Datenschützer zweifeln an Facebook-Prüfung

Wie berichtet hat der irische Datenschutzbeauftragte Billy Hawkes am Mittwoch einen 149-seitigen Prüfbericht (PDF) über das Netzwerk Facebook veröffentlicht. Dieser wurde erstellt, nachdem die Wiener Studenten-Initiative "Europe vs. Facebook" 22 Anzeigen gegen Facebook eingereicht hat. Nun hat die irische Datenschutzkommission mit Facebook diverse Änderungen im Umgang mit Nutzerdaten ausgehandelt, aber Verstöße gegen irisches oder europäisches Datenschutzrecht konnte die Behörde keine erkennen.

Max Schrems von der Initiative "Europe vs. Facebook" sprach dennoch von einem "Riesenerfolg", so müsse Facebook nun an die mehr als 40.000 Nutzer, die eine Kopie der Datensätze verlangt haben, alle Daten herausgeben. Zudem dürfe das Netzwerk Nutzerdaten nur noch beschränkt für gezielte Werbung verwenden (weitere Verbesserungen sind hier nachlesbar).

"Geben das wieder, was Facebook darstellt"
Die deutschen Datenschützer, die seit Monaten mit Facebook im Clinch liegen, sind von dem Prüfbericht der irischen Kommission allerdings weniger begeistert als Schrems. Der schleswig-holsteinische Landesdatenschützer Thilo Weichert bezweifelt etwa, ob die irischen Kollegen wirklich alle zentralen Aussagen selbst überprüft haben, oder ob sie auf die Auskünfte Facebooks vertrauen. "Sie sind eben nicht in die Dokumentations- und EDV-Analyse eingestiegen, sondern sie geben das wieder, was Facebook darstellt", kritisierte Weichert gegenüber der taz.

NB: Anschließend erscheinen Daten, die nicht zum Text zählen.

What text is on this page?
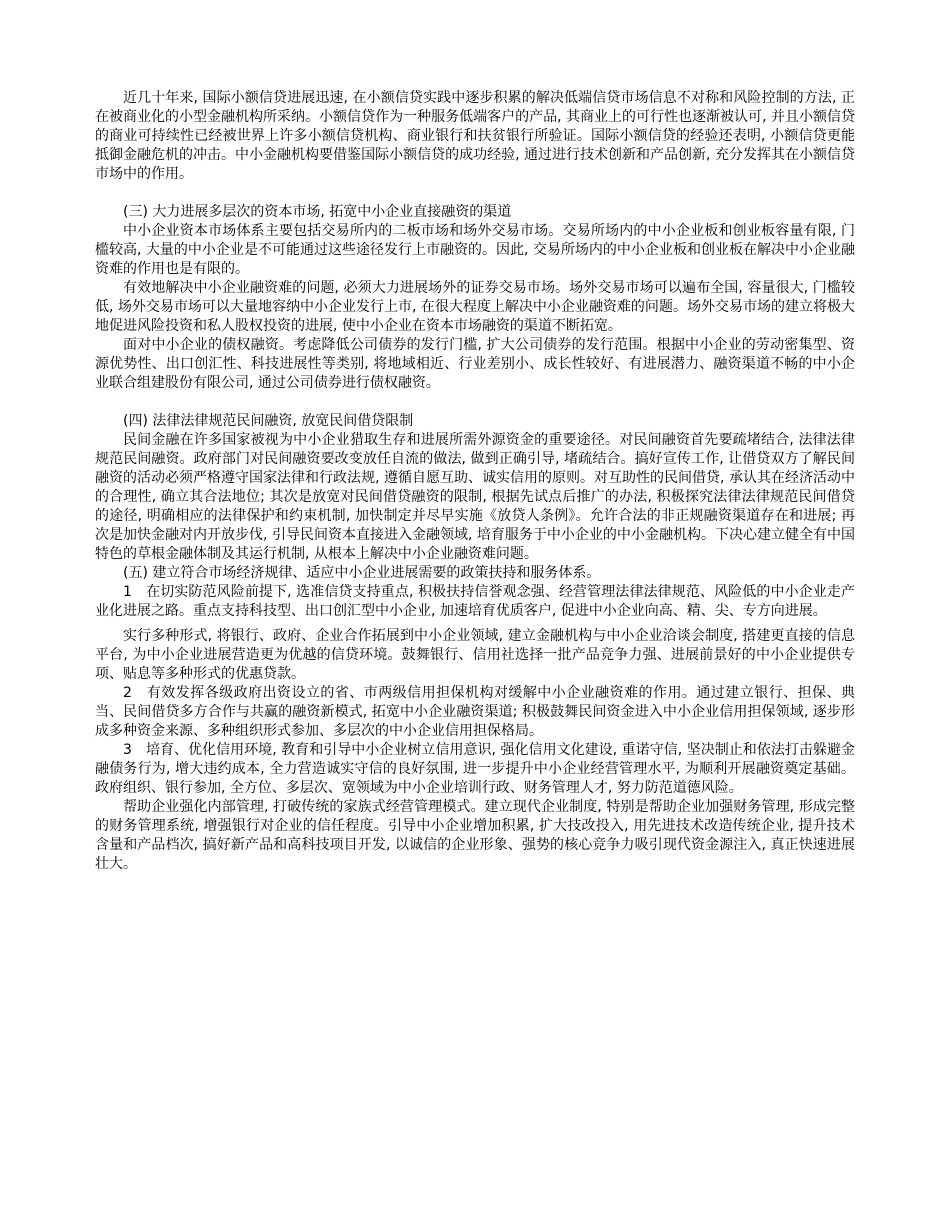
近几十年来, 国际小额信贷进展迅速, 在小额信贷实践中逐步积累的解决低端信贷市场信息不对称和风险控制的方法, 正在被商业化的小型金融机构所采纳。小额信贷作为一种服务低端客户的产品, 其商业上的可行性也逐渐被认可, 并且小额信贷的商业可持续性已经被世界上许多小额信贷机构、商业银行和扶贫银行所验证。国际小额信贷的经验还表明, 小额信贷更能抵御金融危机的冲击。中小金融机构要借鉴国际小额信贷的成功经验, 通过进行技术创新和产品创新, 充分发挥其在小额信贷市场中的作用。

(三) 大力进展多层次的资本市场, 拓宽中小企业直接融资的渠道

中小企业资本市场体系主要包括交易所内的二板市场和场外交易市场。交易所场内的中小企业板和创业板容量有限, 门槛较高, 大量的中小企业是不可能通过这些途径发行上市融资的。因此, 交易所场内的中小企业板和创业板在解决中小企业融资难的作用也是有限的。

有效地解决中小企业融资难的问题, 必须大力进展场外的证券交易市场。场外交易市场可以遍布全国, 容量很大, 门槛较低, 场外交易市场可以大量地容纳中小企业发行上市, 在很大程度上解决中小企业融资难的问题。场外交易市场的建立将极大地促进风险投资和私人股权投资的进展, 使中小企业在资本市场融资的渠道不断拓宽。

面对中小企业的债权融资。考虑降低公司债券的发行门槛, 扩大公司债券的发行范围。根据中小企业的劳动密集型、资源优势性、出口创汇性、科技进展性等类别, 将地域相近、行业差别小、成长性较好、有进展潜力、融资渠道不畅的中小企业联合组建股份有限公司, 通过公司债券进行债权融资。

(四) 法律法律规范民间融资, 放宽民间借贷限制

民间金融在许多国家被视为中小企业猎取生存和进展所需外源资金的重要途径。对民间融资首先要疏堵结合, 法律法律规范民间融资。政府部门对民间融资要改变放任自流的做法, 做到正确引导, 堵疏结合。搞好宣传工作, 让借贷双方了解民间融资的活动必须严格遵守国家法律和行政法规, 遵循自愿互助、诚实信用的原则。对互助性的民间借贷, 承认其在经济活动中的合理性, 确立其合法地位; 其次是放宽对民间借贷融资的限制, 根据先试点后推广的办法, 积极探究法律法律规范民间借贷的途径, 明确相应的法律保护和约束机制, 加快制定并尽早实施《放贷人条例》。允许合法的非正规融资渠道存在和进展; 再次是加快金融对内开放步伐, 引导民间资本直接进入金融领域, 培育服务于中小企业的中小金融机构。下决心建立健全有中国特色的草根金融体制及其运行机制, 从根本上解决中小企业融资难问题。

(五) 建立符合市场经济规律、适应中小企业进展需要的政策扶持和服务体系。

1　在切实防范风险前提下, 选准信贷支持重点, 积极扶持信誉观念强、经营管理法律法律规范、风险低的中小企业走产业化进展之路。重点支持科技型、出口创汇型中小企业, 加速培育优质客户, 促进中小企业向高、精、尖、专方向进展。

实行多种形式, 将银行、政府、企业合作拓展到中小企业领域, 建立金融机构与中小企业洽谈会制度, 搭建更直接的信息平台, 为中小企业进展营造更为优越的信贷环境。鼓舞银行、信用社选择一批产品竞争力强、进展前景好的中小企业提供专项、贴息等多种形式的优惠贷款。

2　有效发挥各级政府出资设立的省、市两级信用担保机构对缓解中小企业融资难的作用。通过建立银行、担保、典当、民间借贷多方合作与共赢的融资新模式, 拓宽中小企业融资渠道; 积极鼓舞民间资金进入中小企业信用担保领域, 逐步形成多种资金来源、多种组织形式参加、多层次的中小企业信用担保格局。

3　培育、优化信用环境, 教育和引导中小企业树立信用意识, 强化信用文化建设, 重诺守信, 坚决制止和依法打击躲避金融债务行为, 增大违约成本, 全力营造诚实守信的良好氛围, 进一步提升中小企业经营管理水平, 为顺利开展融资奠定基础。政府组织、银行参加, 全方位、多层次、宽领域为中小企业培训行政、财务管理人才, 努力防范道德风险。

帮助企业强化内部管理, 打破传统的家族式经营管理模式。建立现代企业制度, 特别是帮助企业加强财务管理, 形成完整的财务管理系统, 增强银行对企业的信任程度。引导中小企业增加积累, 扩大技改投入, 用先进技术改造传统企业, 提升技术含量和产品档次, 搞好新产品和高科技项目开发, 以诚信的企业形象、强势的核心竞争力吸引现代资金源注入, 真正快速进展壮大。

Das würde vor allem sogenannte "Schattenprofile" betreffen, meinte Weichert. Der Datenschützer hegte den Verdacht, dass Facebook exakt verfolge, wie sich seine Mitglieder im Netz bewegen, um daraus Nutzerprofile zu erstellen. Dies sei laut der irischen Behörde nicht der Fall - es konnte keine Anlegung von Schattenprofilen festgestellt werden, heißt es. „Es wird dabei aber nirgendwo auf Quellcode-Analyse zurückgegriffen“, kritisierte Weichert.

"Verlasst sich ungeprüft auf Aussagen"
Dem Bericht nach seien nur einzelne Teile geprüft worden, heißt es in der "Zeit". Die irische Behörde verlasse sich, "anscheinend oft ungeprüft auf die Aussagen und Zusicherungen von Facebook". Seine Behörde habe von Facebook vor einiger Zeit derartige Quellcode-Dateien angefordert, wurde jedoch mehrfach vertröstet.

Weichert ging gegen Facebook bisher vor allem wegen des "Gefällt Mir"-Buttons vor. Die Feststellung der irischen Datenschutzkommission, die besagt, dass Facebook nicht gegen europäisches Datenschutzrecht verstoßen würde, schwächt Weicherts Position allerdings. Doch er bekam am Freitag überraschend Schützenhilfe: Sein Berliner Amtskollege, Alexander Dix, sprach sich gegenüber der "Berliner Zeitung" für die Entfernung sämtlicher Facebook-Dienste und –funktionen von Behörden-Websites aus.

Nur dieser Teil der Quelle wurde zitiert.